Tools of Characterization

Tools of Characterization

Characterization in Dr. Strangelove

Names

All the characters in Dr. Strangelove have some kind of weird comic book-y name. Sometimes they seem to tell something about the character, and sometimes they just seem to be there because Kubrick and Terry Southern thought they were funny. Here's a list of the character names and what they reference.

President Merkin Muffley: Here's a fun fact: a merkin is actually a wig that people wear over their private parts. They first became popular back in the day when prostitutes shaved their pubic region for health reasons, and then wore merkins to cover their genital baldness. Muffley's last name also references pubic hair since "muff" is slang for the hair of a female's pubic region. Why did the filmmakers decide to name the President after female pubic hair? Probably just because they thought it was funny. Or because anyone who opposed war couldn't possibly be masculine.

General Jack D. Ripper: This one's a no brainer. The General is named after Jack the Ripper the infamous murder and rapist of the late 1800s who was never caught by the British authorities. Gen. Ripper is the guy who sets the plan in motion that results in the end of the world, so he turns out to be way worse than the original.

Group Captain Lionel Mandrake: A possible allusion to Mandrake the Magician, one of the world's first comic book superheroes. Though he gets punked down by Ripper for most of the movie, Mandrake does end up heroically figuring out the recall code. Mandrake is also the name of a plant thought to have aphrodisiac qualities.

Lieutenant Lothar Zogg: Lothar was the name of Mandrake the Magician's black strongman sidekick. Played by James Earl Jones, Lothar Zogg was probably just named that because he's black.

General Buck Turgidson: Well, "turgid" can describe when a person speaks in long complicated sentences and is generally full of themselves. It's also a word that's used to describe an erection. That sounds like Buck to us, and btw, how macho is the name Buck?

Colonel "Bat" Guano: Guano is bird or bat poop. The actual character doesn't seem like a crappy guy at all. It's probably also a reference to the term "bats*** insane," which describes the events of the movie pretty perfectly.

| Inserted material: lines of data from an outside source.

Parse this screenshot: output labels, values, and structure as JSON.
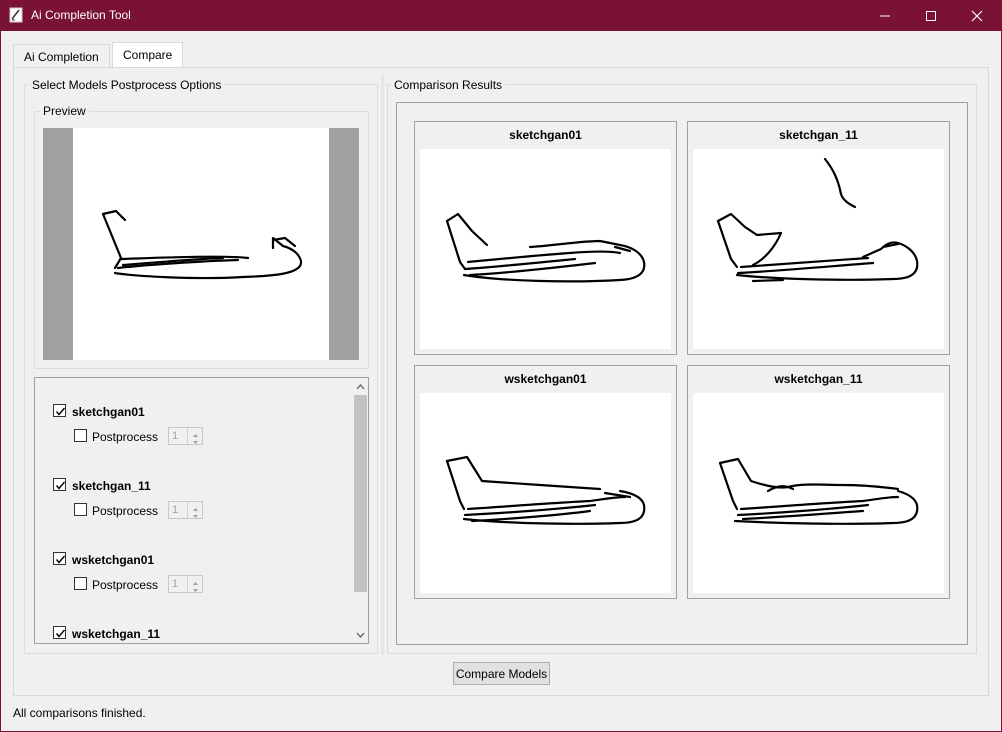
{
  "window": {
    "title": "Ai Completion Tool",
    "accent": "#7a1136"
  },
  "tabs": [
    {
      "label": "Ai Completion",
      "active": false
    },
    {
      "label": "Compare",
      "active": true
    }
  ],
  "left_panel": {
    "group_title": "Select Models  Postprocess Options",
    "preview_title": "Preview",
    "models": [
      {
        "name": "sketchgan01",
        "checked": true,
        "postprocess_label": "Postprocess",
        "postprocess_checked": false,
        "value": "1"
      },
      {
        "name": "sketchgan_11",
        "checked": true,
        "postprocess_label": "Postprocess",
        "postprocess_checked": false,
        "value": "1"
      },
      {
        "name": "wsketchgan01",
        "checked": true,
        "postprocess_label": "Postprocess",
        "postprocess_checked": false,
        "value": "1"
      },
      {
        "name": "wsketchgan_11",
        "checked": true
      }
    ]
  },
  "right_panel": {
    "group_title": "Comparison Results",
    "results": [
      {
        "title": "sketchgan01"
      },
      {
        "title": "sketchgan_11"
      },
      {
        "title": "wsketchgan01"
      },
      {
        "title": "wsketchgan_11"
      }
    ]
  },
  "compare_button": "Compare Models",
  "status": "All comparisons finished."
}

Major T. J. "King" Kong: Obviously, he's named after King Kong everybody's favorite giant gorilla. While the Major isn't much of a monster—just a patriotic cowboy—he does end up being the creature who destroys life on Earth.

Dr. Strangelove: Another General tells Turgidson that Strangelove's name in German is Merkwürdigliebe (which translates to…Strangelove). Why is he named Strangelove? You only have to see his orgasmic monologue about a postnuclear society to understand why. He gets excited about some pretty strange stuff.

Speech and Dialogue

Exaggerated dialects and accents abound in Dr. Strangelove. For example, what would Major Kong be without his signature Texan drawl and weird sayings? Here's one of our favorite Kong lines.

KONG: Stay on the bomb run boys. I'm goin' to get them doors open if it harelips everybody on Bear Creek.

Kong is full of this kind of stuff, and it's his folksy way of speaking that adds to his cowboy charm and image as a real American hero. When Pickens came on to the set for the first time with his cowboy clothes and drawl, people thought he was getting in character. Nope. It was really just him.

Kong isn't the only character with a distinct way of speaking. Kubrick took all possible advantage of Peter Sellers' brilliance with accents and impressions. How about President Muffley? Check out this quote:

MUFFLEY: Well it's good that you're fine and I'm fine. I agree with you. It's great to be fine. (laughs) Now then, Dimitri. You know how we've always talked about the possibility of something going wrong with the bomb.

Based in part on Democratic presidential candidate Adlai Stevenson, who was from Illinois, Muffley constantly sounds like a good-hearted Midwesterner, full of warmth and honesty and understatement, if somewhat bland and worn-down.

Sellers gives Dr. Strangelove an accent he borrowed from the Austrian photographer Weegee, a specialist in crime-scene photography. Weegee visited the set as a consultant and inadvertently provided Sellers with his voice (source). Sellers would record Weegee's voice and practice the accent.

During the early part of the Cold War era, Nazis were considered pure evil and Germans in general were seen as suspicious. Germans were stereotyped as hyper-rational scientific and technical geniuses. That's why we all want to drive BMWs and why the archetypical mad scientists had to be German, starting with Rotwang in Metropolis. Sellers' German accent adds even more menace to an already pretty weird and unstable guy.

Here's Sellers again, this time as Mandrake, whose upper-class British way of speaking totally defines him.

MANDRAKE: I thought to myself our fellows hitting Russian radar cover in twenty minutes, dropping all their stuff, I'd better tell you, because if they do, it'll cause a bit of a stink, won't it?